Books on How Nature Can Help Us to Heal

Nature and the natural world can be profoundly healing for our physical, mental and spiritual health. Here are some nice books to read on the benefits: in an armchair, by your bedside or under a tree!
Weathering explores our connection to the rocks and mountains that have withstood aeons of life on our planet – gradually eroding, shifting, solidifying and weathering. We might spend a little less time on earth, but we are also weathering – evolving and changing due to the shifting climates of our lives.
The author takes us on a journey through deep time and ancient landscapes, showing how geology can offer a new way of thinking on grief, change and boundaries. In a world shaken by physical, political and medical disasters, the book argues for a deeper understanding of the ground beneath our feet.
Originally trained as a geologist, Ruth Allen PhD has a doctorate in Himalayan mountain-building, and now teaches a woodland-based educational programme for teenage girls in northern England.
How Nature Can Help Chronic Illness

Land Beneath the Waves is a moving and honest memoir of a nature writer, who lives with chronic illness.
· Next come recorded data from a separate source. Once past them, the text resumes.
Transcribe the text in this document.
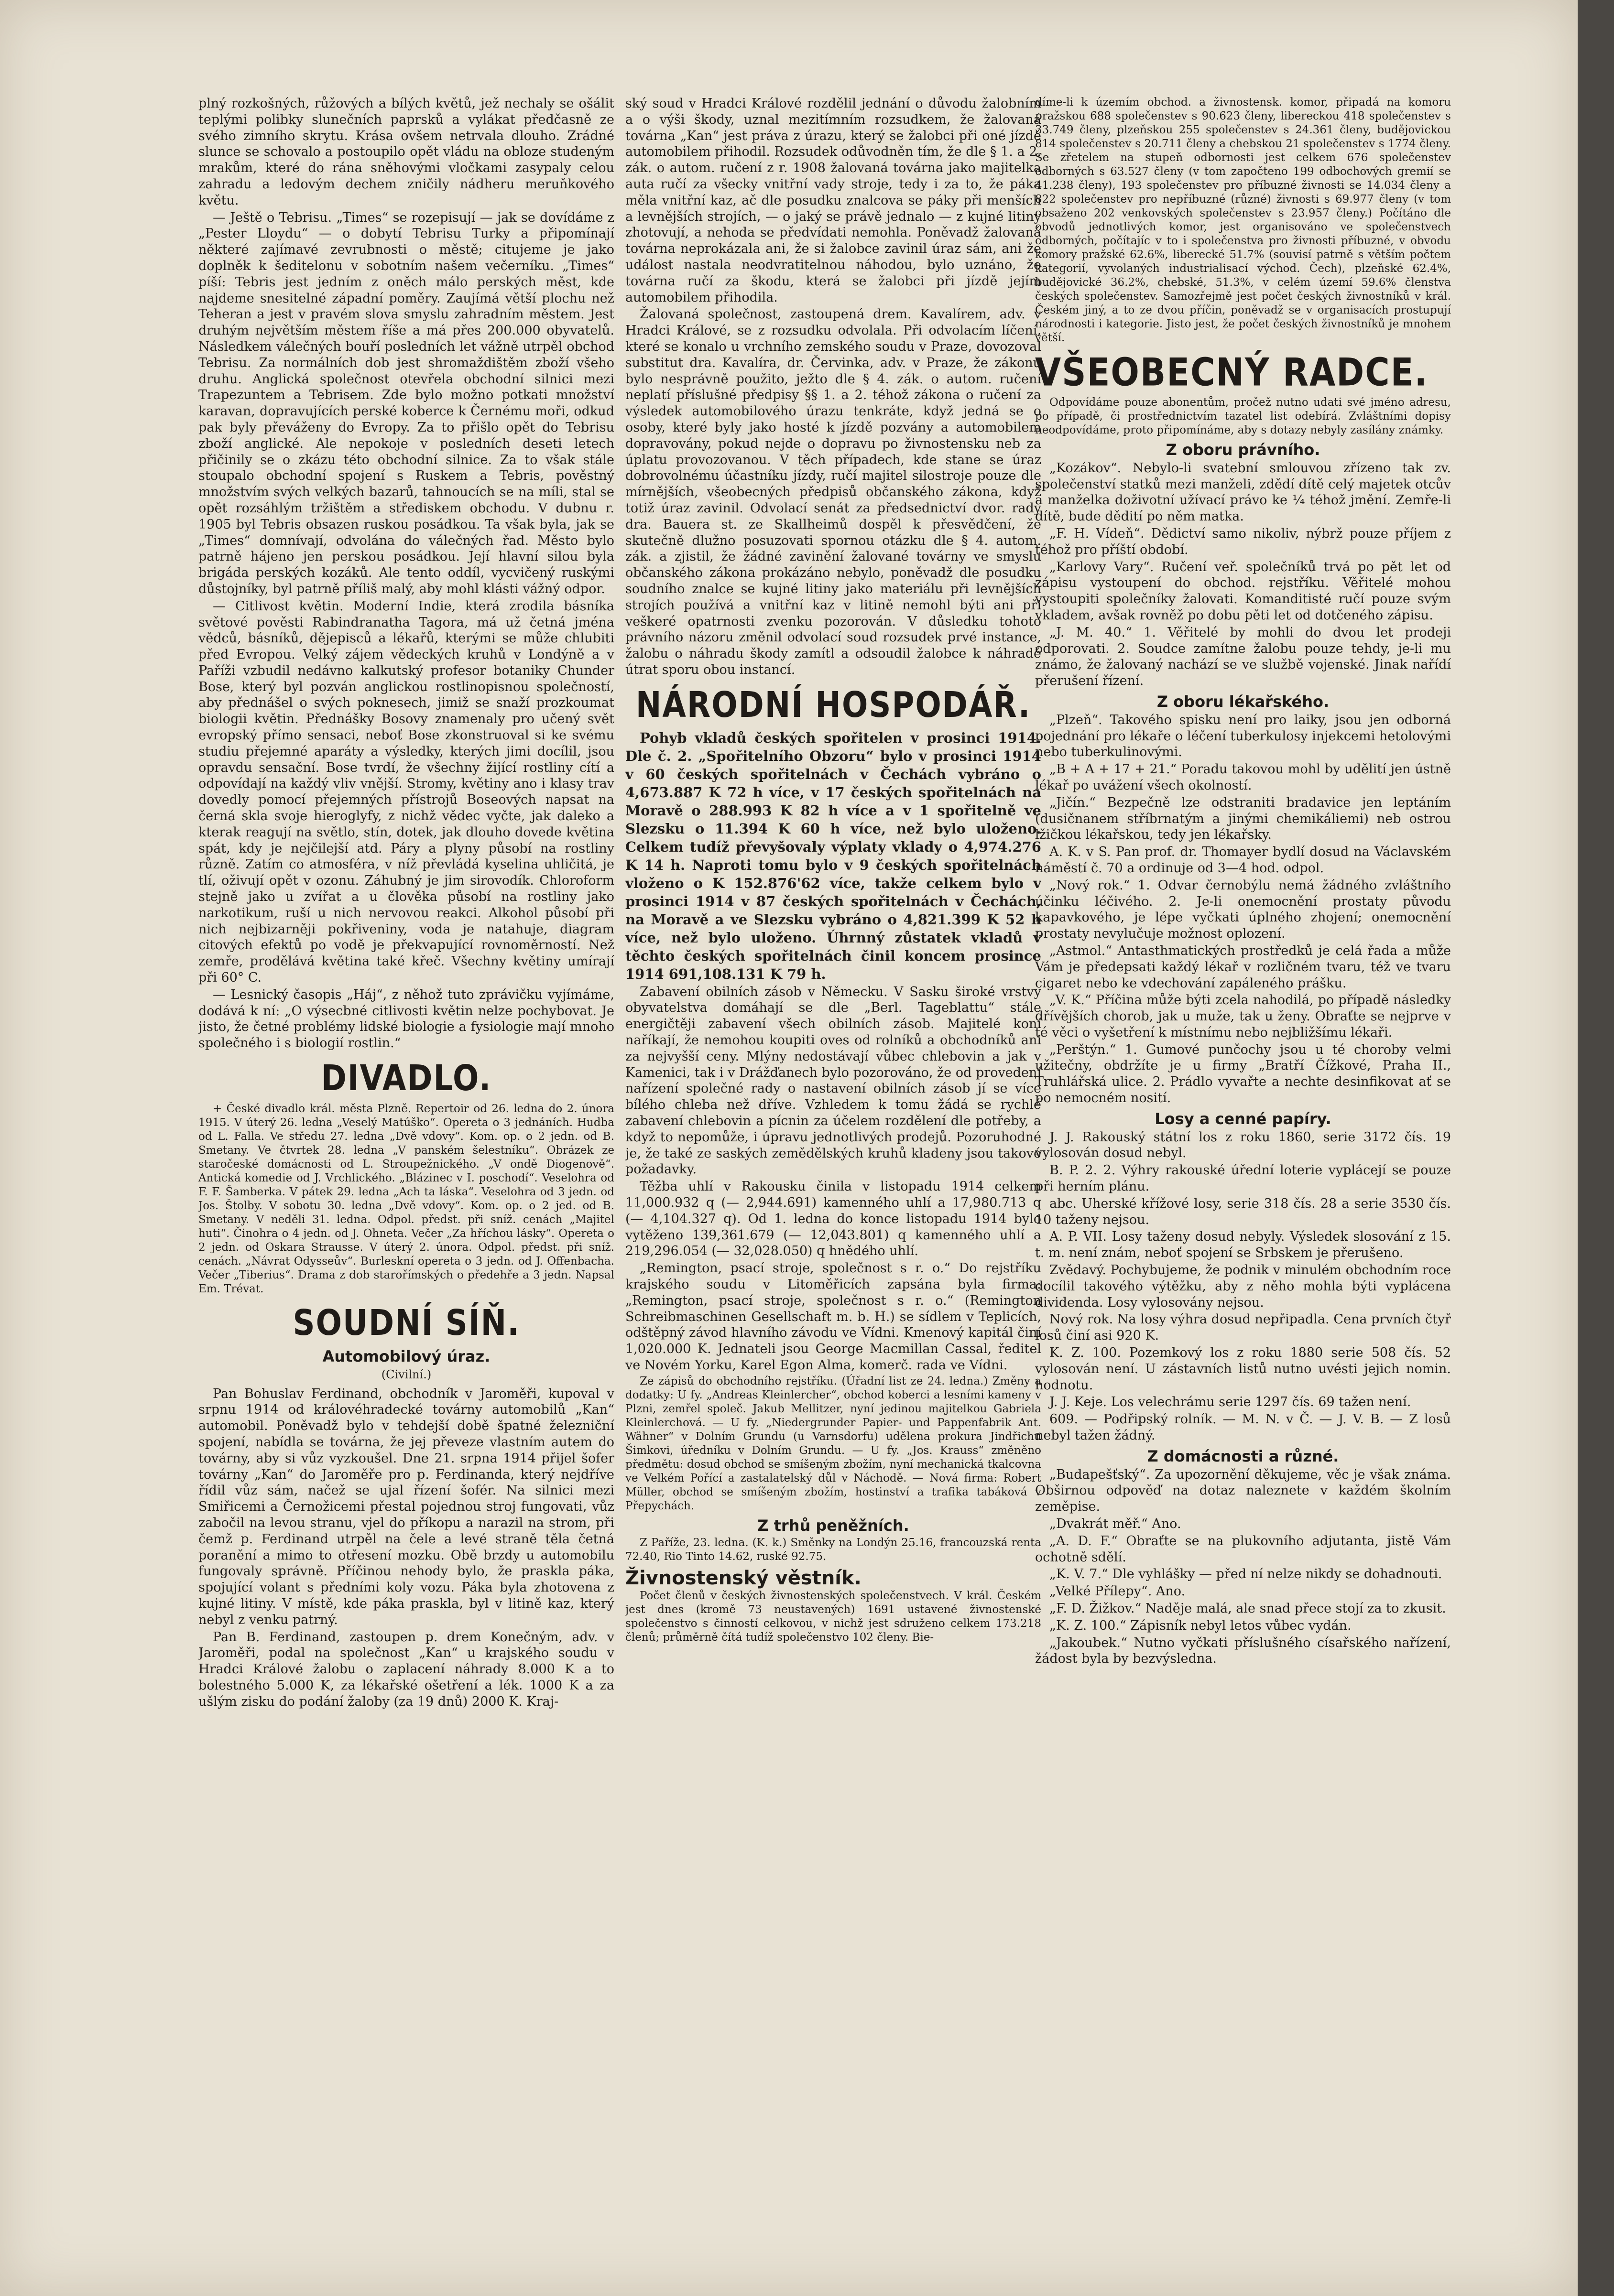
plný rozkošných, růžových a bílých květů, jež nechaly se ošálit teplými polibky slunečních paprsků a vylákat předčasně ze svého zimního skrytu. Krása ovšem netrvala dlouho. Zrádné slunce se schovalo a postoupilo opět vládu na obloze studeným mrakům, které do rána sněhovými vločkami zasypaly celou zahradu a ledovým dechem zničily nádheru meruňkového květu.

— Ještě o Tebrisu. „Times“ se rozepisují — jak se dovídáme z „Pester Lloydu“ — o dobytí Tebrisu Turky a připomínají některé zajímavé zevrubnosti o městě; citujeme je jako doplněk k šeditelonu v sobotním našem večerníku. „Times“ píší: Tebris jest jedním z oněch málo perských měst, kde najdeme snesitelné západní poměry. Zaujímá větší plochu než Teheran a jest v pravém slova smyslu zahradním městem. Jest druhým největším městem říše a má přes 200.000 obyvatelů. Následkem válečných bouří posledních let vážně utrpěl obchod Tebrisu. Za normálních dob jest shromaždištěm zboží všeho druhu. Anglická společnost otevřela obchodní silnici mezi Trapezuntem a Tebrisem. Zde bylo možno potkati množství karavan, dopravujících perské koberce k Černému moři, odkud pak byly převáženy do Evropy. Za to přišlo opět do Tebrisu zboží anglické. Ale nepokoje v posledních deseti letech přičinily se o zkázu této obchodní silnice. Za to však stále stoupalo obchodní spojení s Ruskem a Tebris, pověstný množstvím svých velkých bazarů, tahnoucích se na míli, stal se opět rozsáhlým tržištěm a střediskem obchodu. V dubnu r. 1905 byl Tebris obsazen ruskou posádkou. Ta však byla, jak se „Times“ domnívají, odvolána do válečných řad. Město bylo patrně hájeno jen perskou posádkou. Její hlavní silou byla brigáda perských kozáků. Ale tento oddíl, vycvičený ruskými důstojníky, byl patrně příliš malý, aby mohl klásti vážný odpor.

— Citlivost květin. Moderní Indie, která zrodila básníka světové pověsti Rabindranatha Tagora, má už četná jména vědců, básníků, dějepisců a lékařů, kterými se může chlubiti před Evropou. Velký zájem vědeckých kruhů v Londýně a v Paříži vzbudil nedávno kalkutský profesor botaniky Chunder Bose, který byl pozván anglickou rostlinopisnou společností, aby přednášel o svých poknesech, jimiž se snaží prozkoumat biologii květin. Přednášky Bosovy znamenaly pro učený svět evropský přímo sensaci, neboť Bose zkonstruoval si ke svému studiu přejemné aparáty a výsledky, kterých jimi docílil, jsou opravdu sensační. Bose tvrdí, že všechny žijící rostliny cítí a odpovídají na každý vliv vnější. Stromy, květiny ano i klasy trav dovedly pomocí přejemných přístrojů Boseových napsat na černá skla svoje hieroglyfy, z nichž vědec vyčte, jak daleko a kterak reagují na světlo, stín, dotek, jak dlouho dovede květina spát, kdy je nejčilejší atd. Páry a plyny působí na rostliny různě. Zatím co atmosféra, v níž převládá kyselina uhličitá, je tlí, oživují opět v ozonu. Záhubný je jim sirovodík. Chloroform stejně jako u zvířat a u člověka působí na rostliny jako narkotikum, ruší u nich nervovou reakci. Alkohol působí při nich nejbizarněji pokřiveniny, voda je natahuje, diagram citových efektů po vodě je překvapující rovnoměrností. Než zemře, prodělává květina také křeč. Všechny květiny umírají při 60° C.

— Lesnický časopis „Háj“, z něhož tuto zprávičku vyjímáme, dodává k ní: „O výsecbné citlivosti květin nelze pochybovat. Je jisto, že četné problémy lidské biologie a fysiologie mají mnoho společného i s biologií rostlin.“

DIVADLO.

+ České divadlo král. města Plzně. Repertoir od 26. ledna do 2. února 1915. V úterý 26. ledna „Veselý Matúško“. Opereta o 3 jednáních. Hudba od L. Falla. Ve středu 27. ledna „Dvě vdovy“. Kom. op. o 2 jedn. od B. Smetany. Ve čtvrtek 28. ledna „V panském šelestníku“. Obrázek ze staročeské domácnosti od L. Stroupežnického. „V ondě Diogenově“. Antická komedie od J. Vrchlického. „Blázinec v I. poschodí“. Veselohra od F. F. Šamberka. V pátek 29. ledna „Ach ta láska“. Veselohra od 3 jedn. od Jos. Štolby. V sobotu 30. ledna „Dvě vdovy“. Kom. op. o 2 jed. od B. Smetany. V neděli 31. ledna. Odpol. předst. při sníž. cenách „Majitel huti“. Činohra o 4 jedn. od J. Ohneta. Večer „Za hříchou lásky“. Opereta o 2 jedn. od Oskara Strausse. V úterý 2. února. Odpol. předst. při sníž. cenách. „Návrat Odysseův“. Burleskní opereta o 3 jedn. od J. Offenbacha. Večer „Tiberius“. Drama z dob starořímských o předehře a 3 jedn. Napsal Em. Trévat.

SOUDNÍ SÍŇ.
Automobilový úraz.
(Civilní.)

Pan Bohuslav Ferdinand, obchodník v Jaroměři, kupoval v srpnu 1914 od královéhradecké továrny automobilů „Kan“ automobil. Poněvadž bylo v tehdejší době špatné železniční spojení, nabídla se továrna, že jej převeze vlastním autem do továrny, aby si vůz vyzkoušel. Dne 21. srpna 1914 přijel šofer továrny „Kan“ do Jaroměře pro p. Ferdinanda, který nejdříve řídil vůz sám, načež se ujal řízení šofér. Na silnici mezi Smiřicemi a Černožicemi přestal pojednou stroj fungovati, vůz zabočil na levou stranu, vjel do příkopu a narazil na strom, při čemž p. Ferdinand utrpěl na čele a levé straně těla četná poranění a mimo to otřesení mozku. Obě brzdy u automobilu fungovaly správně. Příčinou nehody bylo, že praskla páka, spojující volant s předními koly vozu. Páka byla zhotovena z kujné litiny. V místě, kde páka praskla, byl v litině kaz, který nebyl z venku patrný.

Pan B. Ferdinand, zastoupen p. drem Konečným, adv. v Jaroměři, podal na společnost „Kan“ u krajského soudu v Hradci Králové žalobu o zaplacení náhrady 8.000 K a to bolestného 5.000 K, za lékařské ošetření a lék. 1000 K a za ušlým zisku do podání žaloby (za 19 dnů) 2000 K. Kraj-

ský soud v Hradci Králové rozdělil jednání o důvodu žalobním a o výši škody, uznal mezitímním rozsudkem, že žalovaná továrna „Kan“ jest práva z úrazu, který se žalobci při oné jízdě automobilem přihodil. Rozsudek odůvodněn tím, že dle § 1. a 2. zák. o autom. ručení z r. 1908 žalovaná továrna jako majitelka auta ručí za všecky vnitřní vady stroje, tedy i za to, že páka měla vnitřní kaz, ač dle posudku znalcova se páky při menších a levnějších strojích, — o jaký se právě jednalo — z kujné litiny zhotovují, a nehoda se předvídati nemohla. Poněvadž žalovaná továrna neprokázala ani, že si žalobce zavinil úraz sám, ani že událost nastala neodvratitelnou náhodou, bylo uznáno, že továrna ručí za škodu, která se žalobci při jízdě jejím automobilem přihodila.

Žalovaná společnost, zastoupená drem. Kavalírem, adv. v Hradci Králové, se z rozsudku odvolala. Při odvolacím líčení, které se konalo u vrchního zemského soudu v Praze, dovozoval substitut dra. Kavalíra, dr. Červinka, adv. v Praze, že zákonu bylo nesprávně použito, ježto dle § 4. zák. o autom. ručení neplatí příslušné předpisy §§ 1. a 2. téhož zákona o ručení za výsledek automobilového úrazu tenkráte, když jedná se o osoby, které byly jako hosté k jízdě pozvány a automobilem dopravovány, pokud nejde o dopravu po živnostensku neb za úplatu provozovanou. V těch případech, kde stane se úraz dobrovolnému účastníku jízdy, ručí majitel silostroje pouze dle mírnějších, všeobecných předpisů občanského zákona, když totiž úraz zavinil. Odvolací senát za předsednictví dvor. rady dra. Bauera st. ze Skallheimů dospěl k přesvědčení, že skutečně dlužno posuzovati spornou otázku dle § 4. autom. zák. a zjistil, že žádné zavinění žalované továrny ve smyslu občanského zákona prokázáno nebylo, poněvadž dle posudku soudního znalce se kujné litiny jako materiálu při levnějších strojích používá a vnitřní kaz v litině nemohl býti ani při veškeré opatrnosti zvenku pozorován. V důsledku tohoto právního názoru změnil odvolací soud rozsudek prvé instance, žalobu o náhradu škody zamítl a odsoudil žalobce k náhradě útrat sporu obou instancí.

NÁRODNÍ HOSPODÁŘ.

Pohyb vkladů českých spořitelen v prosinci 1914. Dle č. 2. „Spořitelního Obzoru“ bylo v prosinci 1914 v 60 českých spořitelnách v Čechách vybráno o 4,673.887 K 72 h více, v 17 českých spořitelnách na Moravě o 288.993 K 82 h více a v 1 spořitelně ve Slezsku o 11.394 K 60 h více, než bylo uloženo. Celkem tudíž převyšovaly výplaty vklady o 4,974.276 K 14 h. Naproti tomu bylo v 9 českých spořitelnách vloženo o K 152.876'62 více, takže celkem bylo v prosinci 1914 v 87 českých spořitelnách v Čechách, na Moravě a ve Slezsku vybráno o 4,821.399 K 52 h více, než bylo uloženo. Úhrnný zůstatek vkladů v těchto českých spořitelnách činil koncem prosince 1914 691,108.131 K 79 h.

Zabavení obilních zásob v Německu. V Sasku široké vrstvy obyvatelstva domáhají se dle „Berl. Tageblattu“ stále energičtěji zabavení všech obilních zásob. Majitelé koní naříkají, že nemohou koupiti oves od rolníků a obchodníků ani za nejvyšší ceny. Mlýny nedostávají vůbec chlebovin a jak v Kamenici, tak i v Drážďanech bylo pozorováno, že od provedení nařízení společné rady o nastavení obilních zásob jí se více bílého chleba než dříve. Vzhledem k tomu žádá se rychlé zabavení chlebovin a pícnin za účelem rozdělení dle potřeby, a když to nepomůže, i úpravu jednotlivých prodejů. Pozoruhodné je, že také ze saských zemědělských kruhů kladeny jsou takové požadavky.

Těžba uhlí v Rakousku činila v listopadu 1914 celkem 11,000.932 q (— 2,944.691) kamenného uhlí a 17,980.713 q (— 4,104.327 q). Od 1. ledna do konce listopadu 1914 bylo vytěženo 139,361.679 (— 12,043.801) q kamenného uhlí a 219,296.054 (— 32,028.050) q hnědého uhlí.

„Remington, psací stroje, společnost s r. o.“ Do rejstříku krajského soudu v Litoměřicích zapsána byla firma: „Remington, psací stroje, společnost s r. o.“ (Remington Schreibmaschinen Gesellschaft m. b. H.) se sídlem v Teplicích, odštěpný závod hlavního závodu ve Vídni. Kmenový kapitál činí 1,020.000 K. Jednateli jsou George Macmillan Cassal, ředitel ve Novém Yorku, Karel Egon Alma, komerč. rada ve Vídni.

Ze zápisů do obchodního rejstříku. (Úřadní list ze 24. ledna.) Změny a dodatky: U fy. „Andreas Kleinlercher“, obchod koberci a lesními kameny v Plzni, zemřel společ. Jakub Mellitzer, nyní jedinou majitelkou Gabriela Kleinlerchová. — U fy. „Niedergrunder Papier- und Pappenfabrik Ant. Wähner“ v Dolním Grundu (u Varnsdorfu) udělena prokura Jindřichu Šimkovi, úředníku v Dolním Grundu. — U fy. „Jos. Krauss“ změněno předmětu: dosud obchod se smíšeným zbožím, nyní mechanická tkalcovna ve Velkém Pořící a zastalatelský důl v Náchodě. — Nová firma: Robert Müller, obchod se smíšeným zbožím, hostinství a trafika tabáková v Přepychách.

Z trhů peněžních.

Z Paříže, 23. ledna. (K. k.) Směnky na Londýn 25.16, francouzská renta 72.40, Rio Tinto 14.62, ruské 92.75.

Živnostenský věstník.

Počet členů v českých živnostenských společenstvech. V král. Českém jest dnes (kromě 73 neustavených) 1691 ustavené živnostenské společenstvo s činností celkovou, v nichž jest sdruženo celkem 173.218 členů; průměrně čítá tudíž společenstvo 102 členy. Bie-

díme-li k územím obchod. a živnostensk. komor, připadá na komoru pražskou 688 společenstev s 90.623 členy, libereckou 418 společenstev s 33.749 členy, plzeňskou 255 společenstev s 24.361 členy, budějovickou 814 společenstev s 20.711 členy a chebskou 21 společenstev s 1774 členy. Se zřetelem na stupeň odbornosti jest celkem 676 společenstev odborných s 63.527 členy (v tom započteno 199 odbochových gremií se 41.238 členy), 193 společenstev pro příbuzné živnosti se 14.034 členy a 822 společenstev pro nepříbuzné (různé) živnosti s 69.977 členy (v tom obsaženo 202 venkovských společenstev s 23.957 členy.) Počítáno dle obvodů jednotlivých komor, jest organisováno ve společenstvech odborných, počítajíc v to i společenstva pro živnosti příbuzné, v obvodu komory pražské 62.6%, liberecké 51.7% (souvisí patrně s větším počtem kategorií, vyvolaných industrialisací východ. Čech), plzeňské 62.4%, budějovické 36.2%, chebské, 51.3%, v celém území 59.6% členstva českých společenstev. Samozřejmě jest počet českých živnostníků v král. Českém jiný, a to ze dvou příčin, poněvadž se v organisacích prostupují národnosti i kategorie. Jisto jest, že počet českých živnostníků je mnohem větší.

VŠEOBECNÝ RADCE.

Odpovídáme pouze abonentům, pročež nutno udati své jméno adresu, po případě, či prostřednictvím tazatel list odebírá. Zvláštními dopisy neodpovídáme, proto připomínáme, aby s dotazy nebyly zasílány známky.

Z oboru právního.

„Kozákov“. Nebylo-li svatební smlouvou zřízeno tak zv. společenství statků mezi manželi, zdědí dítě celý majetek otcův a manželka doživotní užívací právo ke ¼ téhož jmění. Zemře-li dítě, bude dědití po něm matka.

„F. H. Vídeň“. Dědictví samo nikoliv, nýbrž pouze příjem z téhož pro příští období.

„Karlovy Vary“. Ručení veř. společníků trvá po pět let od zápisu vystoupení do obchod. rejstříku. Věřitelé mohou vystoupiti společníky žalovati. Komanditisté ručí pouze svým vkladem, avšak rovněž po dobu pěti let od dotčeného zápisu.

„J. M. 40.“ 1. Věřitelé by mohli do dvou let prodeji odporovati. 2. Soudce zamítne žalobu pouze tehdy, je-li mu známo, že žalovaný nachází se ve službě vojenské. Jinak nařídí přerušení řízení.

Z oboru lékařského.

„Plzeň“. Takového spisku není pro laiky, jsou jen odborná pojednání pro lékaře o léčení tuberkulosy injekcemi hetolovými nebo tuberkulinovými.

„B + A + 17 + 21.“ Poradu takovou mohl by udělití jen ústně lékař po uvážení všech okolností.

„Jičín.“ Bezpečně lze odstraniti bradavice jen leptáním (dusičnanem stříbrnatým a jinými chemikáliemi) neb ostrou lžičkou lékařskou, tedy jen lékařsky.

A. K. v S. Pan prof. dr. Thomayer bydlí dosud na Václavském náměstí č. 70 a ordinuje od 3—4 hod. odpol.

„Nový rok.“ 1. Odvar černobýlu nemá žádného zvláštního účinku léčivého. 2. Je-li onemocnění prostaty původu kapavkového, je lépe vyčkati úplného zhojení; onemocnění prostaty nevylučuje možnost oplození.

„Astmol.“ Antasthmatických prostředků je celá řada a může Vám je předepsati každý lékař v rozličném tvaru, též ve tvaru cigaret nebo ke vdechování zapáleného prášku.

„V. K.“ Příčina může býti zcela nahodilá, po případě následky dřívějších chorob, jak u muže, tak u ženy. Obraťte se nejprve v té věci o vyšetření k místnímu nebo nejbližšímu lékaři.

„Perštýn.“ 1. Gumové punčochy jsou u té choroby velmi užitečny, obdržíte je u firmy „Bratří Čížkové, Praha II., Truhlářská ulice. 2. Prádlo vyvařte a nechte desinfikovat ať se po nemocném nosití.

Losy a cenné papíry.

J. J. Rakouský státní los z roku 1860, serie 3172 čís. 19 vylosován dosud nebyl.

B. P. 2. 2. Výhry rakouské úřední loterie vyplácejí se pouze při herním plánu.

abc. Uherské křížové losy, serie 318 čís. 28 a serie 3530 čís. 10 taženy nejsou.

A. P. VII. Losy taženy dosud nebyly. Výsledek slosování z 15. t. m. není znám, neboť spojení se Srbskem je přerušeno.

Zvědavý. Pochybujeme, že podnik v minulém obchodním roce docílil takového výtěžku, aby z něho mohla býti vyplácena dividenda. Losy vylosovány nejsou.

Nový rok. Na losy výhra dosud nepřipadla. Cena prvních čtyř losů činí asi 920 K.

K. Z. 100. Pozemkový los z roku 1880 serie 508 čís. 52 vylosován není. U zástavních listů nutno uvésti jejich nomin. hodnotu.

J. J. Keje. Los velechrámu serie 1297 čís. 69 tažen není.

609. — Podřipský rolník. — M. N. v Č. — J. V. B. — Z losů nebyl tažen žádný.

Z domácnosti a různé.

„Budapešťský“. Za upozornění děkujeme, věc je však známa. Obširnou odpověď na dotaz naleznete v každém školním zeměpise.

„Dvakrát měř.“ Ano.

„A. D. F.“ Obraťte se na plukovního adjutanta, jistě Vám ochotně sdělí.

„K. V. 7.“ Dle vyhlášky — před ní nelze nikdy se dohadnouti.

„Velké Přílepy“. Ano.

„F. D. Žižkov.“ Naděje malá, ale snad přece stojí za to zkusit.

„K. Z. 100.“ Zápisník nebyl letos vůbec vydán.

„Jakoubek.“ Nutno vyčkati příslušného císařského nařízení, žádost byla by bezvýsledna.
She begins by researching the history of her local landscape and wildlife, realising her affinity with the wild, as she coped with a mother who also had debilitating chronic illness.
Now in her 40s (and struggling with mental and physical health herself), the author revisits her childhood to trace the natural world on her life. And as boundaries between self and land become increasingly porous, and the lure of the wetlands around her home, threaten to engulf her.
Nic Wilson is a writer and Guardian country diarist. She taught A-level English before working freelance for a gardening magazine.
How the Natural World Saved Gordon

In the Hide is the autobiography of popular TV wildlife presenter Gordon Buchanan. The title refers to how as a child, he would long to be invisible, so that he could simply be ‘in the hide’ to be with the world’s most elusive creatures, rather than spend time with humans.
A lot of us know how he feels!
Born in Scotland, on an estate built on land claimed from fields, he grew up on the edge of wild countryside, that he longed to walk as his own sanctuary.
Today, Gordon lives close to polar bears in Svalbard, snow wolf packs in Ellesmere, leopards in Mumbai and wild horses in Mongolia, having filmed wildlife in the world’s most remote places.
Gordon Buchanan is an award-winning presenter and wildlife cameraman, who has worked on Planet Earth and Frozen Planet. He lives in Glasgow, Scotland.
How Nature Helps Genetic Illness

Some Of Us Just Fall is a unique book by a gifted writer, on how people with genetic illness can use nature to feel better. It traces a remarkable journey through illness – from misdiagnosis to wild swimming in the Lake District.
Polly examines her genetic inheritance, and her place in the natural world. After not getting results from doctors or her own body, she finally found some relief in nature.
The Lake District is famous for its rain. The wettest inhabited valley in England lies only 10 miles over the fells from my home. This is weather pushed to the extremes of itself.
Polly Atkin is an award-winning writer and poet who lives in the Cumbrian town where Wordsworth lived (she wrote a biography on his sister’s later life and illness). She co-founded the Open Mountain Initiative, which seeks to centre voices on the margins for outdoor, mountain and nature writing.